Viele Tiere führen heutzutage ein komfortables Leben im Vergleich zu ihren Ahnen. Sie müssen weder tagelang durch Wälder, Felder oder Steppen streifen, um Futter zu finden, noch ständig ums Überleben kämpfen.

Auch Krankheiten enden nicht mehr mit dem sicheren Tod – der modernen Tiermedizin sei Dank. Dafür gibt es neue Gefahrenquellen, auf die vor allem Hundebesitzer achten sollten, wie die US-Amerikanerin Debbie French feststellen musste.

Als sie mit ihrem Hund vom Spazierengehen bei sonnig-heißem Wetter zurückkam, bemerkte sie, dass die Pfoten ihres pelzigen Lieblings schlimm verbrannt waren. Sie selbst gab in ihrem Facebook-Post an, dass der Bürgersteig, auf dem sie entlanggegangen waren, ca. 27 °C heiß gewesen sei.

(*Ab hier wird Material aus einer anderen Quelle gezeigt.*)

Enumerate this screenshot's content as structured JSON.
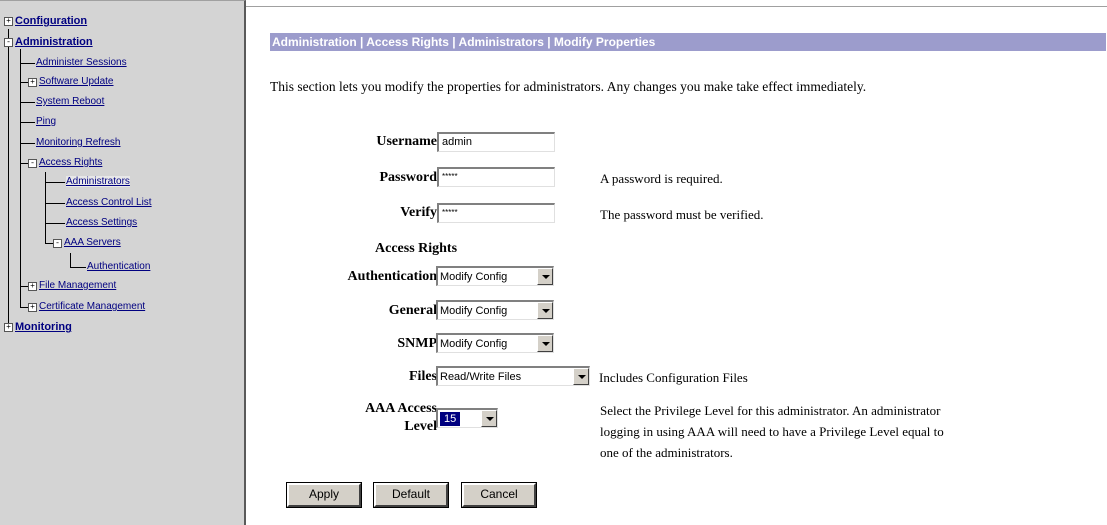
{
  "sidebar": {
    "items": [
      {
        "label": "Configuration",
        "expander": "+"
      },
      {
        "label": "Administration",
        "expander": "-"
      },
      {
        "label": "Administer Sessions"
      },
      {
        "label": "Software Update",
        "expander": "+"
      },
      {
        "label": "System Reboot"
      },
      {
        "label": "Ping"
      },
      {
        "label": "Monitoring Refresh"
      },
      {
        "label": "Access Rights",
        "expander": "-"
      },
      {
        "label": "Administrators"
      },
      {
        "label": "Access Control List"
      },
      {
        "label": "Access Settings"
      },
      {
        "label": "AAA Servers",
        "expander": "-"
      },
      {
        "label": "Authentication"
      },
      {
        "label": "File Management",
        "expander": "+"
      },
      {
        "label": "Certificate Management",
        "expander": "+"
      },
      {
        "label": "Monitoring",
        "expander": "+"
      }
    ]
  },
  "header": {
    "breadcrumb": "Administration | Access Rights | Administrators | Modify Properties"
  },
  "main": {
    "intro": "This section lets you modify the properties for administrators. Any changes you make take effect immediately.",
    "username": {
      "label": "Username",
      "value": "admin"
    },
    "password": {
      "label": "Password",
      "value": "*****",
      "note": "A password is required."
    },
    "verify": {
      "label": "Verify",
      "value": "*****",
      "note": "The password must be verified."
    },
    "access_rights_heading": "Access Rights",
    "authentication": {
      "label": "Authentication",
      "value": "Modify Config"
    },
    "general": {
      "label": "General",
      "value": "Modify Config"
    },
    "snmp": {
      "label": "SNMP",
      "value": "Modify Config"
    },
    "files": {
      "label": "Files",
      "value": "Read/Write Files",
      "note": "Includes Configuration Files"
    },
    "aaa": {
      "label_line1": "AAA Access",
      "label_line2": "Level",
      "value": "15",
      "note_lines": [
        "Select the Privilege Level for this administrator. An administrator",
        "logging in using AAA will need to have a Privilege Level equal to",
        "one of the administrators."
      ]
    }
  },
  "buttons": {
    "apply": "Apply",
    "default": "Default",
    "cancel": "Cancel"
  },
  "colors": {
    "breadcrumb_bg": "#9c9ccc",
    "sidebar_bg": "#d4d4d4",
    "link": "#0000c0"
  }
}
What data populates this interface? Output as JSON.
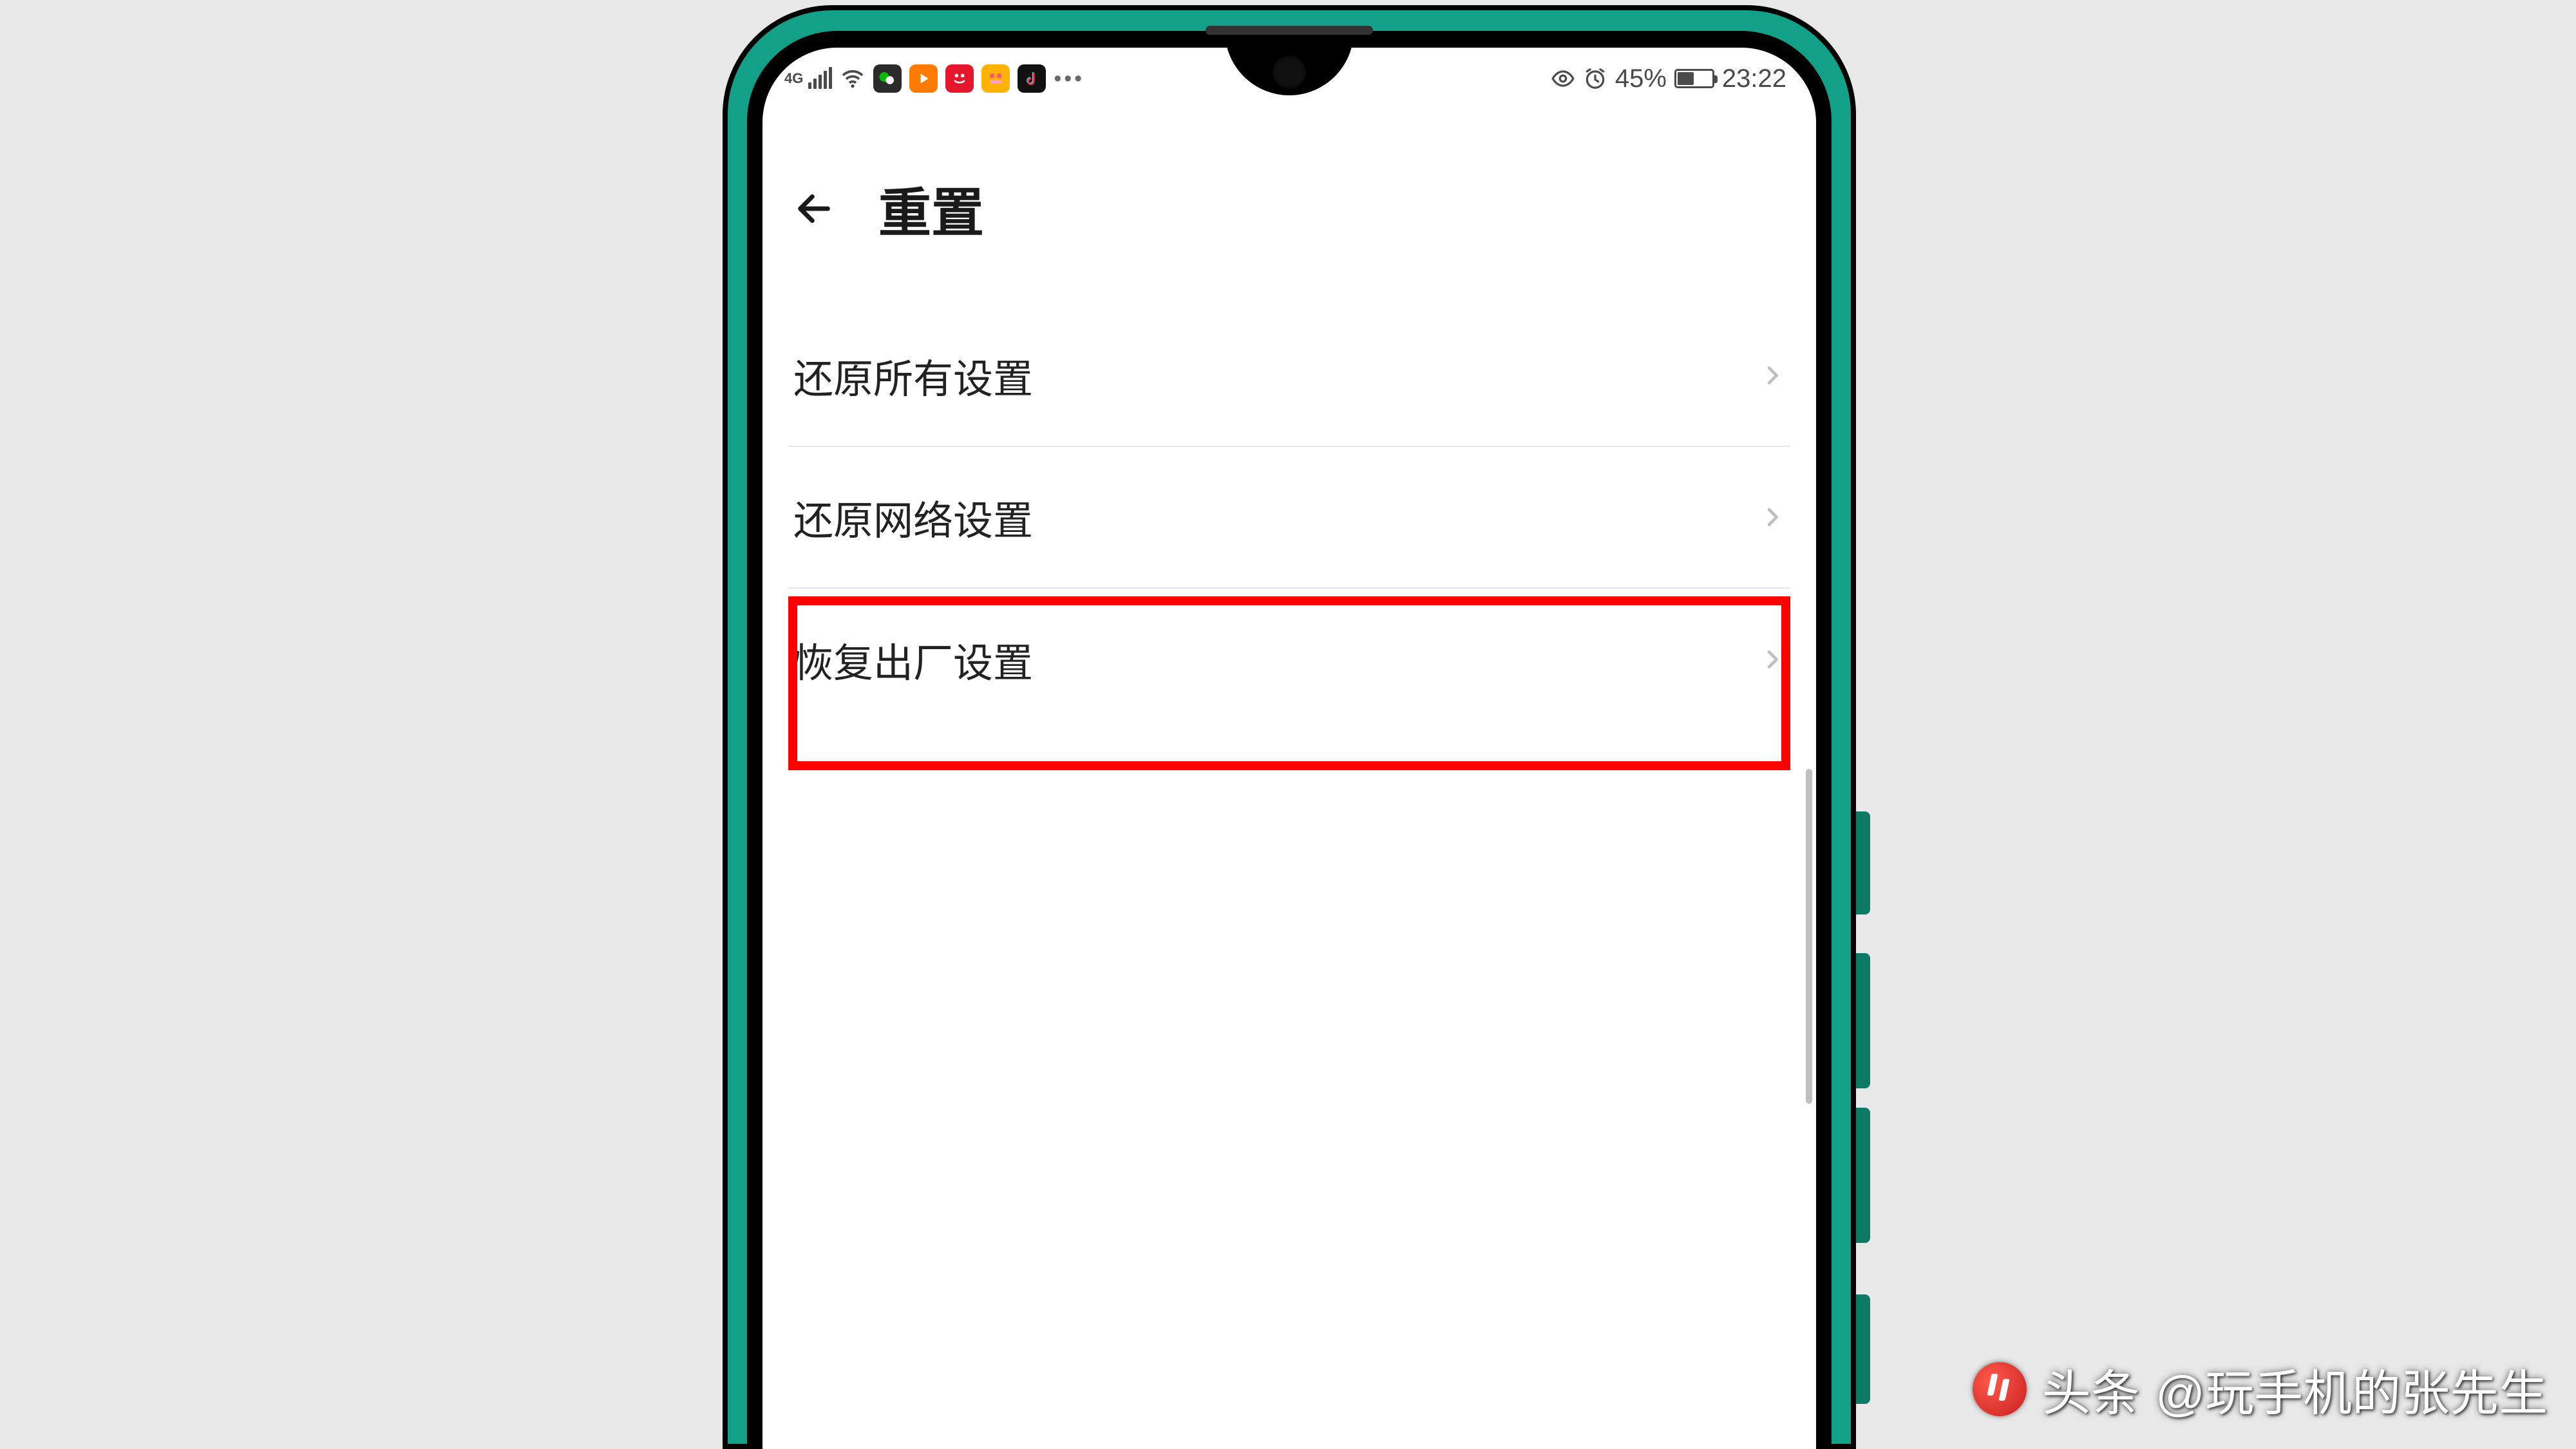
{
  "statusbar": {
    "network_label": "4G",
    "battery_percent_text": "45%",
    "battery_fill_percent": 45,
    "time": "23:22",
    "more_dots": "•••",
    "app_icons": [
      {
        "name": "wechat-icon"
      },
      {
        "name": "video-icon"
      },
      {
        "name": "weibo-icon"
      },
      {
        "name": "face-icon"
      },
      {
        "name": "douyin-icon"
      }
    ]
  },
  "header": {
    "title": "重置"
  },
  "list": {
    "items": [
      {
        "label": "还原所有设置",
        "highlighted": false
      },
      {
        "label": "还原网络设置",
        "highlighted": false
      },
      {
        "label": "恢复出厂设置",
        "highlighted": true
      }
    ]
  },
  "watermark": {
    "brand": "头条",
    "author_prefix": "@",
    "author": "玩手机的张先生"
  }
}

Sie war schockiert und wollte mit ihrem Post andere Hundebesitzer davor warnen. Daher gab Debbie den Rat, bei (hoch-)sommerlichen Temperaturen vorher selbst barfuß über den Fußweg zu laufen, bevor man mit dem eigenen Hund spazieren geht. Ist es zu heiß für die eigenen Füße, ist es auch zu heiß für die Pfoten der lieben Vierbeiner.

Im Allgemeinen nehmen nicht wenige Leute an, dass Tierpfoten recht viel aushalten. Das ist jedoch nicht immer der Fall; sie sind auch sanft und sensibel. Wenn sie dann mit Temperaturen von bis zu 60 °C in Berührung kommen, verursacht das schwere Verbrennungen – so heiß kann zum Beispiel Asphalt bei intensiver Sonnenstrahlung locker werden.

Grundsätzlich sollten Hundehalter regelmäßig die Pfoten ihrer Schützlinge nach Schnitten, Blasen oder sonstigen Verwundungen untersuchen. Hunde machen auch selbst darauf aufmerksam, wenn der Boden zu heiß ist; beispielsweise durch Humpeln oder Jaulen.

Eine gute Alternative zu Spaziergängen auf gepflasterten Wegen oder Asphalt sind Wiesen oder natürliche Pfade. Diejenigen, die in urbanen Regionen leben, können für ihre Vierbeiner Pfotenschuhe erwerben. Die sind nicht nur ein guter Schutz im Winter gegen Streusalz, sondern ebenfalls auf heißem Pflaster im Sommer.

Wer das beachtet, kann dann mit dem eigenen vierbeinigen Freund unbesorgt schöne Sommertage verbringen.